Compensation of portfolio managers tied to firm profitability more than client success, survey shows

As the Securities and Exchange Commission debates new rules that would require mutual funds to disclose how fund portfolio managers are compensated, research by two scholars at the Olin School of Business at Washington University in St. Louis shows that money manager pay is more influenced by the success of their firm than the investment performance of their clients. The survey of portfolio managers finds that firm success-factors such as firm profitability have more impact on portfolio managers’ bonuses than client success factors like investment performance, though managers are more likely to be dismissed for poor investment performance.

Heber Farnsworth
Heber Farnsworth

Heber Farnsworth and Jonathan Taylor, assistant professors of finance at the Washington University business school, polled money managers at SEC registered investment advisory firms and present their survey findings in new research entitled, “Evidence on the Compensation of Portfolio Managers.” The result is the first detailed examination of the incentives faced by money managers. About 400 portfolio managers responded to the survey.

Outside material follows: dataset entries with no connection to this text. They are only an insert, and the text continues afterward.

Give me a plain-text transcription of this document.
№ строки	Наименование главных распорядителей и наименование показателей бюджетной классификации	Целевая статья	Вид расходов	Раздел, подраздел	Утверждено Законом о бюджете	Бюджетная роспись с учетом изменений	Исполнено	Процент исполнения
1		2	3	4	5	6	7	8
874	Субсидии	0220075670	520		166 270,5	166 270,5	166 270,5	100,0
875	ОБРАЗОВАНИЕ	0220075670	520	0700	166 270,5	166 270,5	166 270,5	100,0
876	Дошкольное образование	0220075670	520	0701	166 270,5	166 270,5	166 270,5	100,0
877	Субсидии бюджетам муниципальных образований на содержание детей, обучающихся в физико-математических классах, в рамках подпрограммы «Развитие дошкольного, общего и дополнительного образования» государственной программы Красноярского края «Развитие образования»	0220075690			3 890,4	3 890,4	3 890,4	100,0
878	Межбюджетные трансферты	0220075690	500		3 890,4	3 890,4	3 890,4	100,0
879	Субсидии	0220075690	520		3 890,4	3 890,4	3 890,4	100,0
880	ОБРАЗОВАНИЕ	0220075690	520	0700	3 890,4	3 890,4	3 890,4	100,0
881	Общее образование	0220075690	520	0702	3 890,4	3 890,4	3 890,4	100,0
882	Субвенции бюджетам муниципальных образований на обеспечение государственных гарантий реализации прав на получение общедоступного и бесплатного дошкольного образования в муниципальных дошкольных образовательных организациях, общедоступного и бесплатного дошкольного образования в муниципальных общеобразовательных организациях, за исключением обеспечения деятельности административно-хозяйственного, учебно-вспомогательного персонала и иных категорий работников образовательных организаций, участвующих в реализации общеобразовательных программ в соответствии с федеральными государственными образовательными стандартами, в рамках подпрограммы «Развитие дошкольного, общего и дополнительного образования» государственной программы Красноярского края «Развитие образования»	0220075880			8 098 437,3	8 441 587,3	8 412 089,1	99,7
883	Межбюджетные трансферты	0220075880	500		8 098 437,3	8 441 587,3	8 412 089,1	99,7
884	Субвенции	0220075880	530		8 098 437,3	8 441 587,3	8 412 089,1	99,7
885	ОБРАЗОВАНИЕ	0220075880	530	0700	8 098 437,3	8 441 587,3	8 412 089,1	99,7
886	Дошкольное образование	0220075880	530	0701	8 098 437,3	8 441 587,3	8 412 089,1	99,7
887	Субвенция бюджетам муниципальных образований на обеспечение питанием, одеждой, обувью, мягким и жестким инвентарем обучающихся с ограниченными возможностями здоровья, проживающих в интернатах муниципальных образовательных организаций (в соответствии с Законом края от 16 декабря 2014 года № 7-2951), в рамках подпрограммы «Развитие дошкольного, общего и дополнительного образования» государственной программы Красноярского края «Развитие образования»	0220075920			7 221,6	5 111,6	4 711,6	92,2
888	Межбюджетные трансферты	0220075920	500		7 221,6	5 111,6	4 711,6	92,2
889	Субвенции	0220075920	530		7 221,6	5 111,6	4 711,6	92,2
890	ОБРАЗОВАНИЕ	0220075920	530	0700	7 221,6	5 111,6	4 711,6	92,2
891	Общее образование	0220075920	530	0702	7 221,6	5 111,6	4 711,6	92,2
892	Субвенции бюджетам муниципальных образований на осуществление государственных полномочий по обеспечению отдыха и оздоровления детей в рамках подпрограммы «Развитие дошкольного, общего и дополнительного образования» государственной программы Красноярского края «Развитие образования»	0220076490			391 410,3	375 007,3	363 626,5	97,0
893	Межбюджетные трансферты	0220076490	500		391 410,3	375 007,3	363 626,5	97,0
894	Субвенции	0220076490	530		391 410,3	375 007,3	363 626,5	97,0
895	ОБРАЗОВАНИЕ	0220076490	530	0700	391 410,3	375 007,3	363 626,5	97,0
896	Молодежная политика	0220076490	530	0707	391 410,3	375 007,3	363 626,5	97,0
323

The survey indicates that over 45 percent of a portfolio manager’s compensation is due to their bonus. More than 44 percent of the money managers responding to the survey said their firm’s overall profits have the largest impact on their bonus, greater than any other incentive, including their client’s investment performance. Tax efficiency and risk control were ranked as the lowest incentive by the portfolio managers. The median manager polled in the survey manages $435 million in investments.

Jonathan Taylor
Jonathan Taylor

“Firm success factors such as firm profitability, flows and new business, have much more impact on bonuses than client success factors like investment performance, tax efficiency, and risk control,” Farnsworth and Taylor note. Yet, they also find evidence that firms use the threat of dismissal to align managerial incentives with the client.

Farnsworth and Taylor’s research shows that differences in the structure of money managers’ compensation across firms, clients, job-types, and manager characteristics reflect differences in the underlying contracting environments, especially differences in the difficulty of monitoring performance and exerting control.

“Money managers in environments where monitoring is difficult have more performance-sensitive contracts,” the two note in their research. “Managers serving clients who can not easily assert control over the assets they’ve entrusted to the manager’s firm have more performance-sensitive contracts.”